Das holländische Team Brunel ist mit den Bedingungen im Southern Ocean bisher am besten zurechtgekommen. Die gesamte Flotte hat einen südöstlichen Kurs gewählt, um von den im Süden starken Westsüdwestwinden zu profitieren. Dabei gelang es Brunel, sich aus der Mitte heraus mit besserem Speed abzusetzen. Über 50 Seemeilen betrug am Vormittag der Vorsprung vor Abu Dhabi Ocean Racing. Bisher haben die Boote am meisten verloren, die am weitesten südlich lagen. Sie hatten versucht, sich am Samstag durch Wenden nach Süden aus einem Leichtwindgebiet zu befreien. Die bessere Wahl wäre jedoch der direkte Kurs nach Osten gewesen.

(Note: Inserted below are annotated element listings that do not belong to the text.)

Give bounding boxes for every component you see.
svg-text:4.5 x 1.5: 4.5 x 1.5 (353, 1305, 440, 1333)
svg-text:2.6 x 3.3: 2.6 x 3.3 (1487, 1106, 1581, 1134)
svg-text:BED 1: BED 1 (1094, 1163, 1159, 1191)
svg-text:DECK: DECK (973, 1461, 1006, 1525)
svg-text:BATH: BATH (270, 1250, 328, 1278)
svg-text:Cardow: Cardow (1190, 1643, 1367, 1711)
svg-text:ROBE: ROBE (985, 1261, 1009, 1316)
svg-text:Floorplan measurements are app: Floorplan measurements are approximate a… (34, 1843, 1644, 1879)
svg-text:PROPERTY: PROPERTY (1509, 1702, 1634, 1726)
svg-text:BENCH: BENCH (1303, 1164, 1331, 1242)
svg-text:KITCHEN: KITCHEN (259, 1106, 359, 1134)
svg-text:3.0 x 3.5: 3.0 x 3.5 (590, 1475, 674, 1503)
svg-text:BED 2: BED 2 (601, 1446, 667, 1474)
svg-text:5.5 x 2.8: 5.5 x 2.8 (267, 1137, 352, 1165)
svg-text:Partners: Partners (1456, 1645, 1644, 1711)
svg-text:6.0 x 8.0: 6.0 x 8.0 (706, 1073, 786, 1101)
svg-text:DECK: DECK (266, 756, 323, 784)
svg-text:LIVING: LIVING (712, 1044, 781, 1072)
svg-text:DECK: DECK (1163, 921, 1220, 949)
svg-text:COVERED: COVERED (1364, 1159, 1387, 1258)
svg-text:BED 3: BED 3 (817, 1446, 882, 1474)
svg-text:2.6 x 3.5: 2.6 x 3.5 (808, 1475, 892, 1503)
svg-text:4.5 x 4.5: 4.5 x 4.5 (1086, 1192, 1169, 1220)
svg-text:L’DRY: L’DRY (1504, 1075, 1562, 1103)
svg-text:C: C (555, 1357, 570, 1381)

An Bord des führenden Teams Brunel
Die aktuellen Bedingungen sind ohnehin schon hart, mit nur zehn Grad Lufttemperatur, gut über 20 Knoten Wind aus achterlichen Richtungen und ebenso viel Speed. Für heute Abend und die Nacht ist jedoch der Durchzug einer Kaltfront vorhergesagt, und es dürfte ein schwerer Test für die Crews und das Material werden. Die Front soll von West durchziehen und sich mit 25 bis 40 Knoten Wind ankündigen. Mit ihrer Passage soll der Wind auf Südwesten drehen und 35 bis 50 Knoten, in Böen deutlich darüber, erreichen.
Je weiter südlich sich ein Team befindet, desto mehr Wind muss es erwarten. Die Navigatoren spekulieren damit, dass deshalb einige nach Norden halsen könnten, wo die Bedingungen etwas moderater sein sollen, der Weg jedoch auch länger wird. Beim aktuellen Update um 11.00 Uhr hatte Team SCA bereits gehalst.